Seguro que a todos os suena el mito de que si un hombre eyacula en una piscina, una chica que se bañara en ella podría quedar embarazada.
Generalmente, ese mito, y otros similares, se ha usado como forma de excusar un embarazo fortuito fuera del matrimonio que la mujer o la familia ha preferido escamotear. (Aunque seguro que mucha gente se lo ha creído, como también hay personas mayores de edad que, hoy en día, aún dudan de que una mujer pueda quedarse embarazada tras una felación. Palabra).
Antes de que se popularizaran las piscinas (o el mito del embarazo por baño), sin embargo, hubo otros mitos similares, algunos que también buscaban restituir de algún modo el honor de ciertas mujeres; otros, espoleados por los escasos conocimientos médicos de la época.
En 1750, por ejemplo, a la Royal Society de Londres le llegó una misiva de un tal Abraham Johnson, titulada Lucina Sine Concubita (del latín, embarazo sin sexo). Allí explicaba el uso de “una maravillosa máquina cilíndrica, catóptrica, rotundo-cóncavo-convexa” para capturar “animálculos” que flotan en el aire y que, al examinarse bajo el microscopio, tenían la forma de hombres y mujeres en miniatura.
Cuando, con frecuencia, una mujer juraba que se había mantenido casta y virgen, a pesar del evidente bombo que traía desde hacía meses, sólo podía deberse a que la fecundación se había producido por el aire, a través de esos animáculos, tal y como sospechaba Johnson.
Para probar esta teoría, proponía que se promulgara un edicto que prohibiera el sexo durante todo un año en Gran Bretaña: si incluso así se producían embarazos, entonces la teoría tendría fundamento.
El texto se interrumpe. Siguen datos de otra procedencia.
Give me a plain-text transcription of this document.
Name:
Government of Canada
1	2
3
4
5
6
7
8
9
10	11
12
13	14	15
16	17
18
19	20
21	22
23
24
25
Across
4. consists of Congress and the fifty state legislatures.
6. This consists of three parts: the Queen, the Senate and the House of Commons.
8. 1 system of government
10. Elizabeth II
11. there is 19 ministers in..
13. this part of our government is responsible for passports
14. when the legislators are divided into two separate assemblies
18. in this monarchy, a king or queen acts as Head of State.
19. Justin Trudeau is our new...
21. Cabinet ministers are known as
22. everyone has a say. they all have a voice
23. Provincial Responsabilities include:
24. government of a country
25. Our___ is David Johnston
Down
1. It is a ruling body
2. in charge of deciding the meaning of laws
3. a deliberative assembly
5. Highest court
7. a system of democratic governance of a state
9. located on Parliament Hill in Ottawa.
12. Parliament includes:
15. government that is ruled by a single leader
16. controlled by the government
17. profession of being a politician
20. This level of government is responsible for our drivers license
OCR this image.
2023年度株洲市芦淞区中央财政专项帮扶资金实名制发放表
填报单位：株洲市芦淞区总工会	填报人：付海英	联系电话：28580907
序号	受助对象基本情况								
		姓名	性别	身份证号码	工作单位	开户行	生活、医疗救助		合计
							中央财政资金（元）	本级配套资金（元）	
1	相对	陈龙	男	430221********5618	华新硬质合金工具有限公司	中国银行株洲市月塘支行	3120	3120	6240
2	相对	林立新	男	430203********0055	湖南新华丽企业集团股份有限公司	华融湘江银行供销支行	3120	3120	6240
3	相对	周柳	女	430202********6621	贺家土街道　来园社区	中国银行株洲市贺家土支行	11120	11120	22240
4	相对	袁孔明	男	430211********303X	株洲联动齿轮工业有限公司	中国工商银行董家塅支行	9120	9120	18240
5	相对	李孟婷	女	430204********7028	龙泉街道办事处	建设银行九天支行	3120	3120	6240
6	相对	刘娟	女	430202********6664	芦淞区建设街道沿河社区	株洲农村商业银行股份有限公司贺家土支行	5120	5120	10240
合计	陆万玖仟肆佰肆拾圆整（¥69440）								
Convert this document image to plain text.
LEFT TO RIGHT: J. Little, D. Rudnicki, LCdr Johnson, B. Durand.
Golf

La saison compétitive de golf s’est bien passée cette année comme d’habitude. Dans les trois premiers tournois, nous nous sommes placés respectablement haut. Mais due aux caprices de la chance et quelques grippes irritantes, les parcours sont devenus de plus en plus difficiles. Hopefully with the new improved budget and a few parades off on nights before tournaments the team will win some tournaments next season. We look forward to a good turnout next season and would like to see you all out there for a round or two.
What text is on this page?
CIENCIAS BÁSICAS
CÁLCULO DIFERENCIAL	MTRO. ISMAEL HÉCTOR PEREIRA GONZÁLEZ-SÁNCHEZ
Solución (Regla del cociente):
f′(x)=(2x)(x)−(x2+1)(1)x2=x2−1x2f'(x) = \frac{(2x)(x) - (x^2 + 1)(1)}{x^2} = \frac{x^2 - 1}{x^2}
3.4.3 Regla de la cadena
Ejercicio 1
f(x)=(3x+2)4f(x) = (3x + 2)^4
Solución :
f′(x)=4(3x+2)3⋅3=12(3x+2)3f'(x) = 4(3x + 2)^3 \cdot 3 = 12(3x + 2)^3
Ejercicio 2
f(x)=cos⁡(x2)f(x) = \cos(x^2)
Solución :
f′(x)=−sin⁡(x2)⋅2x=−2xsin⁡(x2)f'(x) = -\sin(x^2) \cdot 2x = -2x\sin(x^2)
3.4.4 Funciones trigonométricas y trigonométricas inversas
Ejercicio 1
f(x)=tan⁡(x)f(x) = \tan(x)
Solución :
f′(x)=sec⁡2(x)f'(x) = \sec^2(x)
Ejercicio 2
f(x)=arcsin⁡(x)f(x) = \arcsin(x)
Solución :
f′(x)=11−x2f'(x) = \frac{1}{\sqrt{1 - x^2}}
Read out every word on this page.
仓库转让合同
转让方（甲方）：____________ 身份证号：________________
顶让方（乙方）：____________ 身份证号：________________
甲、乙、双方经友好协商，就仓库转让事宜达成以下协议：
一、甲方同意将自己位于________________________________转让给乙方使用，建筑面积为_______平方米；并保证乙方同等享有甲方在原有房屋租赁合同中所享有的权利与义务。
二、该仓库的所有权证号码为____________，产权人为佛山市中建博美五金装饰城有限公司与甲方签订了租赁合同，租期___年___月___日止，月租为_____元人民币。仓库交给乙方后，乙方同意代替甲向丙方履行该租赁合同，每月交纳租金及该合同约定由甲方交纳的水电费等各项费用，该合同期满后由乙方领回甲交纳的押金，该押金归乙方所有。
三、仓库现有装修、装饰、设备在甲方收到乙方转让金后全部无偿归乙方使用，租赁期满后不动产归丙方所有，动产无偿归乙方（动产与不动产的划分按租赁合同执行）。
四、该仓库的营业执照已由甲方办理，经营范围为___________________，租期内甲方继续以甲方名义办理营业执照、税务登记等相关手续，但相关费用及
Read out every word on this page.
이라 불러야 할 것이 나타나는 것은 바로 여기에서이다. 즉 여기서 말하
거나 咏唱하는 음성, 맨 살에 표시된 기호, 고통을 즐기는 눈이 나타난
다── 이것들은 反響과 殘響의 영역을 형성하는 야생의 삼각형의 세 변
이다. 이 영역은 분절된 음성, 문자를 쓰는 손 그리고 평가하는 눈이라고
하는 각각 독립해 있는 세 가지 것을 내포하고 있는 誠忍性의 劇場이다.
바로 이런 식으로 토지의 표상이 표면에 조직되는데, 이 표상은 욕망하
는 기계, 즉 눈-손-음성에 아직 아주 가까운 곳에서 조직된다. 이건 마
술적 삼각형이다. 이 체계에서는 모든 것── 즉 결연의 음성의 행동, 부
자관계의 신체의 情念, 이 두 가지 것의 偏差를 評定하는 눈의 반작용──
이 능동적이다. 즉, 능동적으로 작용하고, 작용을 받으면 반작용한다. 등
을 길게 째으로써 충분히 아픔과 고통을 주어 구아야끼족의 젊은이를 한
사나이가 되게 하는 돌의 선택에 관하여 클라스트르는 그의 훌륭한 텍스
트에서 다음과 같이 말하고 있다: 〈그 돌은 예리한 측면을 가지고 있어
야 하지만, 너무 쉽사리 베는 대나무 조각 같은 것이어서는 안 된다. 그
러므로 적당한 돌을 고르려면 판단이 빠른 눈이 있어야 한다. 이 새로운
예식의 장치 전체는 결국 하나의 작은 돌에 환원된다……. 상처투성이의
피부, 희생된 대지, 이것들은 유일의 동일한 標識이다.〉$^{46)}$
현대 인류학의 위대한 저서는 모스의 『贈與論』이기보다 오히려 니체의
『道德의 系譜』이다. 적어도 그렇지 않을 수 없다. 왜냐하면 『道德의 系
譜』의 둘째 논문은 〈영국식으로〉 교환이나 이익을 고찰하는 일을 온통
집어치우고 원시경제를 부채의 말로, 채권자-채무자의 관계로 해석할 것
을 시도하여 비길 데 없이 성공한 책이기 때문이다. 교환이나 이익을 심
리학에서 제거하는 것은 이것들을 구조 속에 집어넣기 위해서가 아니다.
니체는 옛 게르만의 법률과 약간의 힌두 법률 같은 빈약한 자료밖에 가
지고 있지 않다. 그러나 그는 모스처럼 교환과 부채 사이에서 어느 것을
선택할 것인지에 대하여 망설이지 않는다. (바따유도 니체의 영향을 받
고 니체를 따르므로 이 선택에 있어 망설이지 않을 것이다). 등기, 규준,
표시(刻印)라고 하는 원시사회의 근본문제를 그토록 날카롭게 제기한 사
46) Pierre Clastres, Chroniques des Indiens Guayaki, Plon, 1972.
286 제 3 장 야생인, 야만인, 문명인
No era una idea tan descabellada, la de no tener sexo durante un año, porque las huelgas de sexo se han usado en muchas ocasiones para toda clase de cosas: por ejemplo, conseguir que el agua llegue en tuberías hasta los hogares, como pasó en Turquía: podéis leer la historia completa en Los lugares más anti sexuales del mundo (y que sirvieron para cambiar el mundo).
Sin embargo, todo ello no era más que una sátira perpetrada por sir John Hill, que se reía de las “supuestas vírgenes”, así como de la teoría del espermismo, una teoría que explica así Ian Crofton en La historia de la ciencia sin los trozos aburridos:
según la cual se propugnaba que cada individuo de la Tierra había existido originalmente como un homúnculo en el interior de los testículos de Adán, un homúnculo que se había transmitido de generación en generación a través de la línea masculina. Incluso la detección de espermatozoides por parte de Anton van Leeuwenhoek al usar su microscopio no erradicó la teoría, y en 1694 Nicolaas Hartsoeker, en su Essai de diptrique, publicó una imagen de un espermatozoide.
Pero ¿hay peligro o no?
Para aclarar las cosas, vamos a explicar cuánto tiempo sobrevive un espermatozoide fuera del cuerpo de un hombre a fin de que calculéis los riesgos que existen de embarazo sin que haya sexo, en el sentido tradicional del término.
Si eyaculamos fuera de la vagina, la esperanza de vida del espermatozoide es muy corta. Dependiendo de la humedad y la temperatura, pueden durar sólo minutos. Lo que tarde en secarse el líquido seminal, que es donde los espermatozoides pueden sobrevivir.
Irónicamente, los espermatozoides no se llevan muy bien con las vaginas. Más del 90 % de los espermatozoides de la eyaculación se mueren en la vagina antes de llegar a las trompas de Falopio, dado el ambiente ácido de la vagina. Por ello un hombre que cuente con menos de 20 millones de espermatozoides por eyaculación se considera infértil.
De hecho, la cifra de espermatozoides que expulsa el macho de una especie es una primera indicación de lo difícil que resulta alcanzar el óvulo. En un ser humano normal, una dosis de semen contiene más de unos 180 millones de espermatozoides.